Um dies nachzuvollziehen, bedenke man folgende Frage: Wann haben die USA oder ein anderes Land zum letzten Mal ernsthaft angeregt, dass Indien den Atomwaffensperrvertrag (NPT) unterzeichnet – dass Indien also die Bombe aufgibt? Angesichts der wirtschaftlichen Probleme Amerikas und drohender Ausgabenkürzungen im Verteidigungsbereich sowie der wachsenden Stärke Chinas, besteht nicht einmal mehr eine entfernte Möglichkeit, diese Forderung vorzubringen. Ungeachtet der Fiktion des NPT ist Indien zu einem akzeptierten, legitimen Mitglied des Atomklubs geworden.

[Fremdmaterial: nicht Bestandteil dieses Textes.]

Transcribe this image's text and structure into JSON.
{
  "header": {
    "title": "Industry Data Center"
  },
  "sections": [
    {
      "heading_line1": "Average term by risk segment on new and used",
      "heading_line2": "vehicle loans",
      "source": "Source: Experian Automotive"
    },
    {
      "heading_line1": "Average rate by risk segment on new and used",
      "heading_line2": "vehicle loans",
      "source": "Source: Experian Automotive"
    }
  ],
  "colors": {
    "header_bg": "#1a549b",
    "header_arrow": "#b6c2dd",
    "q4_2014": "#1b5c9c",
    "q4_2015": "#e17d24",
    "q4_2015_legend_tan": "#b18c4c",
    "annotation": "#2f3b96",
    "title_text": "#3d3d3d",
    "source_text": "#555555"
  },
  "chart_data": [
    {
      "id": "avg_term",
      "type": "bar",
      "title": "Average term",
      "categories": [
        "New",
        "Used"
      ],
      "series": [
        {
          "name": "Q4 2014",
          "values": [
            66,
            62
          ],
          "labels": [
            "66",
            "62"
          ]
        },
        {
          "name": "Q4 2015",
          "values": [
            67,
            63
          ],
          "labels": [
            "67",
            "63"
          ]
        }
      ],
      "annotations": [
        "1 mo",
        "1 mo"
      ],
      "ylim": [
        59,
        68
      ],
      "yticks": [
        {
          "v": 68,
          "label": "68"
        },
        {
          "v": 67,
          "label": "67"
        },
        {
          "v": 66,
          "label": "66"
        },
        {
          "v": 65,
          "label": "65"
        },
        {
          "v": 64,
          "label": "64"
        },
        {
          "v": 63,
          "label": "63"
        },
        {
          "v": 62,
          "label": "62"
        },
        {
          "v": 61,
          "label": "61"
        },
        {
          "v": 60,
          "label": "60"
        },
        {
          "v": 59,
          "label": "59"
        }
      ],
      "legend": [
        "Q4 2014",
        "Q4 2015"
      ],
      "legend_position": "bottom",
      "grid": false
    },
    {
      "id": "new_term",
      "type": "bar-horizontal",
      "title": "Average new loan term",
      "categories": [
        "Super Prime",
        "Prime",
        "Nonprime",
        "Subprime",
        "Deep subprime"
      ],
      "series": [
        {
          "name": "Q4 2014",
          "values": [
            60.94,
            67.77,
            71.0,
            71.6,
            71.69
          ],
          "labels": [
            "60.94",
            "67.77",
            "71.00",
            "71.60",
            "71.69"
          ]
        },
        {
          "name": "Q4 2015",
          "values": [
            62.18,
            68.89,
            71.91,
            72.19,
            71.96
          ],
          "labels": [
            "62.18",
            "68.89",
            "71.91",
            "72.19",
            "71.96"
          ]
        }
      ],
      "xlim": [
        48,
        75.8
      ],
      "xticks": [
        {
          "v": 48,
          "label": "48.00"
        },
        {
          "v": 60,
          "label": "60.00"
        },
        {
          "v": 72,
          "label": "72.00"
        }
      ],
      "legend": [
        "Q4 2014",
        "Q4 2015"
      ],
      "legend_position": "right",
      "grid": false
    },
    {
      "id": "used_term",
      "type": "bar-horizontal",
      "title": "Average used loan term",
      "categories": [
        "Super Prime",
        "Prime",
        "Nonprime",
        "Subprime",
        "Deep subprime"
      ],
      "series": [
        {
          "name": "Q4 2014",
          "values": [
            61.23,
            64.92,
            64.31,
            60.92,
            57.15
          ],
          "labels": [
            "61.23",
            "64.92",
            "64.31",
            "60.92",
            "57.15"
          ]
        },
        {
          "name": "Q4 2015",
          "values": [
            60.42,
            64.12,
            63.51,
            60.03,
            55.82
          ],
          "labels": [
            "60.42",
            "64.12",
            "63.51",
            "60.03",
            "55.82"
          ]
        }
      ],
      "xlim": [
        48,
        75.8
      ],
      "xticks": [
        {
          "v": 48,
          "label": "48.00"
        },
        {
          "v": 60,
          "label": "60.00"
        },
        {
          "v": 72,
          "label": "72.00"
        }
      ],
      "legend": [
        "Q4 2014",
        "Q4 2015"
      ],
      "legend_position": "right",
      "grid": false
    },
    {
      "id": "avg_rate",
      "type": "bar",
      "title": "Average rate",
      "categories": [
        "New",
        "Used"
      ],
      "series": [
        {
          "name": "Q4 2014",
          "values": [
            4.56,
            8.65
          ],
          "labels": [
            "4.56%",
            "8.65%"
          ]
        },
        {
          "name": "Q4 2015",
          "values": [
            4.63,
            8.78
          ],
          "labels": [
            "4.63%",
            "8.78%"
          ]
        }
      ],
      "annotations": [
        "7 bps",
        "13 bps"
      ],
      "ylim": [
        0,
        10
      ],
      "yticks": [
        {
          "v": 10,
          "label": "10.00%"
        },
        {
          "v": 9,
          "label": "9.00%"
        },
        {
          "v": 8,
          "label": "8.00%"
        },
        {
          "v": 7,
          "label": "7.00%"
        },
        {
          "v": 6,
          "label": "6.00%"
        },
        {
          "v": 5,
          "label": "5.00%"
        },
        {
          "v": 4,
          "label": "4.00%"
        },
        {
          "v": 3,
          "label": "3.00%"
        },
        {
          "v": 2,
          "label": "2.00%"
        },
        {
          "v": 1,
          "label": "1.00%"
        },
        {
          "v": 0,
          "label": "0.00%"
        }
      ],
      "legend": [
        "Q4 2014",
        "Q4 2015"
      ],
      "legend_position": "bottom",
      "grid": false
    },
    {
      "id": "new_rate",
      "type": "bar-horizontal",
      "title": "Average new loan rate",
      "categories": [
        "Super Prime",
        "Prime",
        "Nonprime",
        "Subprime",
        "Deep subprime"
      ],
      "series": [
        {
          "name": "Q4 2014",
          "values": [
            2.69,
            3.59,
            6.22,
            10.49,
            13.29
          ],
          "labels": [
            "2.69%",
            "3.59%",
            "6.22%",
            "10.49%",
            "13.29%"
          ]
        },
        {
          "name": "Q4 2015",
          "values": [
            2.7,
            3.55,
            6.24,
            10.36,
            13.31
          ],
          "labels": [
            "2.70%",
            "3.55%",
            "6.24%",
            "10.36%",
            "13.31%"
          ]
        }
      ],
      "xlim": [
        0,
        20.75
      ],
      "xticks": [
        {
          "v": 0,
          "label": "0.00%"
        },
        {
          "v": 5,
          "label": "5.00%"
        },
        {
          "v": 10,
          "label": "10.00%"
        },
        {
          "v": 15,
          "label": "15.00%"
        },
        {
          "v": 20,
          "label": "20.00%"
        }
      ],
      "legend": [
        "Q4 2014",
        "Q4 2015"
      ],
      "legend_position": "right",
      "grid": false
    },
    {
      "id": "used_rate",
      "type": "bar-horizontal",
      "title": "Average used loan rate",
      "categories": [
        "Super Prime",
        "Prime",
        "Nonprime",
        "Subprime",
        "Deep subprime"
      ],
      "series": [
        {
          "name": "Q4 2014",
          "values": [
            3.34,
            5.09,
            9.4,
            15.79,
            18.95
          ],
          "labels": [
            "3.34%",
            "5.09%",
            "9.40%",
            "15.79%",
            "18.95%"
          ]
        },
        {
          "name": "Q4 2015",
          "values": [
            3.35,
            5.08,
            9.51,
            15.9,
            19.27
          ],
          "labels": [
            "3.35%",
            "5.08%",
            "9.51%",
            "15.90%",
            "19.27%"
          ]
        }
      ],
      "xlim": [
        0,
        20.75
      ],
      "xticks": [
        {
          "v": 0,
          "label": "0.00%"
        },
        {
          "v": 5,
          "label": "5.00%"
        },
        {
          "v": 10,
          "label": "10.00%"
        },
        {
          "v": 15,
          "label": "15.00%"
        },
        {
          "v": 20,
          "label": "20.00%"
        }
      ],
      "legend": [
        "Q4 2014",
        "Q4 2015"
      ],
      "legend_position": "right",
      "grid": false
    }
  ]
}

Noch unwahrscheinlicher ist, dass China oder Russland im Interesse einer atomfreien Welt abrüsten würden.  

Doch das vordringlichste Problem ergibt sich aus dem Zusammenbruch des einstigen Atom-Monopols der Großmächte und der Stärkung kleinerer Länder wie Nordkorea, Pakistan, Israel und womöglich des Iran. Es bedarf eines neuen Regelwerks in den Bereichen Diplomatie, Militärstrategie und Waffenkontrolle, um diese entstehende Atomordnung zu stabilisieren. So zu tun, als ob es diese Ordnung nicht gäbe, ist keine Strategie.